In a place where winds carry crisp Antarctic air and wild seas shape our rugged coastline, it was surprising to find so much plastic washed up on beaches along Tasmania’s south coast. In a small section of beach near our campsite last weekend along this wild and remote coastline that forms part of the Tasmanian Wilderness World Heritage Area, we counted hundreds of particles scattered amongst the kelp, shells and sand.
The statistics tell a sobering story - in Australia we consume over three million tonnes of plastic per year, only around 9% is recycled, while around 429,000 plastic bags enter landfill every hour. Encountering this kind of pollution in a place like this is what really brings home the urgency of the global waste crisis, as plastic is beginning to enter our food chains and ecosystems in alarming amounts resulting in impacts on wildlife and human health, the need to develop radically different ways packaging and supplying goods is readily apparent when walking along the high water line.
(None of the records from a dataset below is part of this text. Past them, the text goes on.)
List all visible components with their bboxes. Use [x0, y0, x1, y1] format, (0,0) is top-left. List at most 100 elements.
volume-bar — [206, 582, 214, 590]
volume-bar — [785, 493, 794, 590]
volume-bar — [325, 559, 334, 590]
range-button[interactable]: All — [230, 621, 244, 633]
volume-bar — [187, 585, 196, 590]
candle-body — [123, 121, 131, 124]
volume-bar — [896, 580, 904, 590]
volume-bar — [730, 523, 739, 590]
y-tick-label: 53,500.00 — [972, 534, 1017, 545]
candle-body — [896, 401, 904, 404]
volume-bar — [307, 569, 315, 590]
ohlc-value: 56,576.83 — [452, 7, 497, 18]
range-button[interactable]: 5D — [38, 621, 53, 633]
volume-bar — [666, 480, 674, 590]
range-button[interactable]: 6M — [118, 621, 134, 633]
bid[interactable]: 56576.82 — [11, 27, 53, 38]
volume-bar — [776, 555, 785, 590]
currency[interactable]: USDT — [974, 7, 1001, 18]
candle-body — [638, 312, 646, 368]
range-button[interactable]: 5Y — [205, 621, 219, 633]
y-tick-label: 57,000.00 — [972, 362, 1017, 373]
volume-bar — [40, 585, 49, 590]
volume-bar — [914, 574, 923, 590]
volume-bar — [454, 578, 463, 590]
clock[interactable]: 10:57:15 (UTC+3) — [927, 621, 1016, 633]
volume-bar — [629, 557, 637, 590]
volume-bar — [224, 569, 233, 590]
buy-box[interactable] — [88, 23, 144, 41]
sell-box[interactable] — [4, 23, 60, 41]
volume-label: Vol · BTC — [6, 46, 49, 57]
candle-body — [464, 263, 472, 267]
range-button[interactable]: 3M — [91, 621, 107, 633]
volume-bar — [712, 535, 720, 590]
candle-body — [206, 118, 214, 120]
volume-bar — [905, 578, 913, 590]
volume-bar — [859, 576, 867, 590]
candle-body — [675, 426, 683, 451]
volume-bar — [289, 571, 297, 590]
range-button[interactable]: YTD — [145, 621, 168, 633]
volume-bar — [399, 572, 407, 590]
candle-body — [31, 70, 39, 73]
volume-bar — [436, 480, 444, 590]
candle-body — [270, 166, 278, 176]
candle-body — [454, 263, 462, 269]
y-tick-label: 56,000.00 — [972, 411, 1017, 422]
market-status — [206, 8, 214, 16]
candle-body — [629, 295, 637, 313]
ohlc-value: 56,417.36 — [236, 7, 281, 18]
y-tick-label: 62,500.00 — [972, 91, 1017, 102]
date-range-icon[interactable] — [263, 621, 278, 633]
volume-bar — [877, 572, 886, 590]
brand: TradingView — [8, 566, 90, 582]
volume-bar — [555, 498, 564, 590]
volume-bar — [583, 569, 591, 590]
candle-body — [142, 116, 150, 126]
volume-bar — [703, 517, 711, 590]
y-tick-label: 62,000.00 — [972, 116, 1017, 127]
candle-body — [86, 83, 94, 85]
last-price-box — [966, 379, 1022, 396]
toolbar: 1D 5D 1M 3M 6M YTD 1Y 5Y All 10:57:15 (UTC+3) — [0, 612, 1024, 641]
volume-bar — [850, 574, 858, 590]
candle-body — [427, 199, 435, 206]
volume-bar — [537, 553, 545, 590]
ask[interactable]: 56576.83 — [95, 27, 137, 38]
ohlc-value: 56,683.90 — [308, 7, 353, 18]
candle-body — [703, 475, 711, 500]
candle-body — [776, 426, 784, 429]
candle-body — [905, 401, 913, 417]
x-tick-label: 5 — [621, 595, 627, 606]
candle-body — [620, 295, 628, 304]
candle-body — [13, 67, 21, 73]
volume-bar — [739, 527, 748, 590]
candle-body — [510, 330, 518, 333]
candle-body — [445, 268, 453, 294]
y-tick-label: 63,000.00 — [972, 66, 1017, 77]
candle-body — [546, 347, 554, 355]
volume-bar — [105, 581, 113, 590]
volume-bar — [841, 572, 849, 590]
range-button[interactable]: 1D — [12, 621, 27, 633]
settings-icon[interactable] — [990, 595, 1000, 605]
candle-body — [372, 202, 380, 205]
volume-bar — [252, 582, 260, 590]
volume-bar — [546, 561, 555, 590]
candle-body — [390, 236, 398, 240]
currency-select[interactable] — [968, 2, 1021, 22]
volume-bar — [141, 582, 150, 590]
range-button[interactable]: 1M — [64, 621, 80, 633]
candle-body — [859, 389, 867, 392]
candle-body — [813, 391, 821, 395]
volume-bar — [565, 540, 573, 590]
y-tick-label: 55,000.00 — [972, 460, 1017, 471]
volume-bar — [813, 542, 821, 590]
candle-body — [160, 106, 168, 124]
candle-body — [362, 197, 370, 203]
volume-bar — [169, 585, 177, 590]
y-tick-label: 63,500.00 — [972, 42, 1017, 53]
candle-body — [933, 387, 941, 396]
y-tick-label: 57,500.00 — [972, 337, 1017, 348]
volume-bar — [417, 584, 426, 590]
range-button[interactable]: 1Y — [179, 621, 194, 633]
In a world where plastic is found everywhere, reducing our individual impact is one way we can contribute to fixing this - the Australian Marine Conservation Society has put together a great resource to help find ways to reduce individual consumption, while the South West Marine Debris Cleanup has been working to keep plastic off these wild coastlines for two decades, collecting over 112,000 pieces of marine debris in their 2018 cleanup. I highly recommend giving them your support to help get more plastic off our beaches in 2020.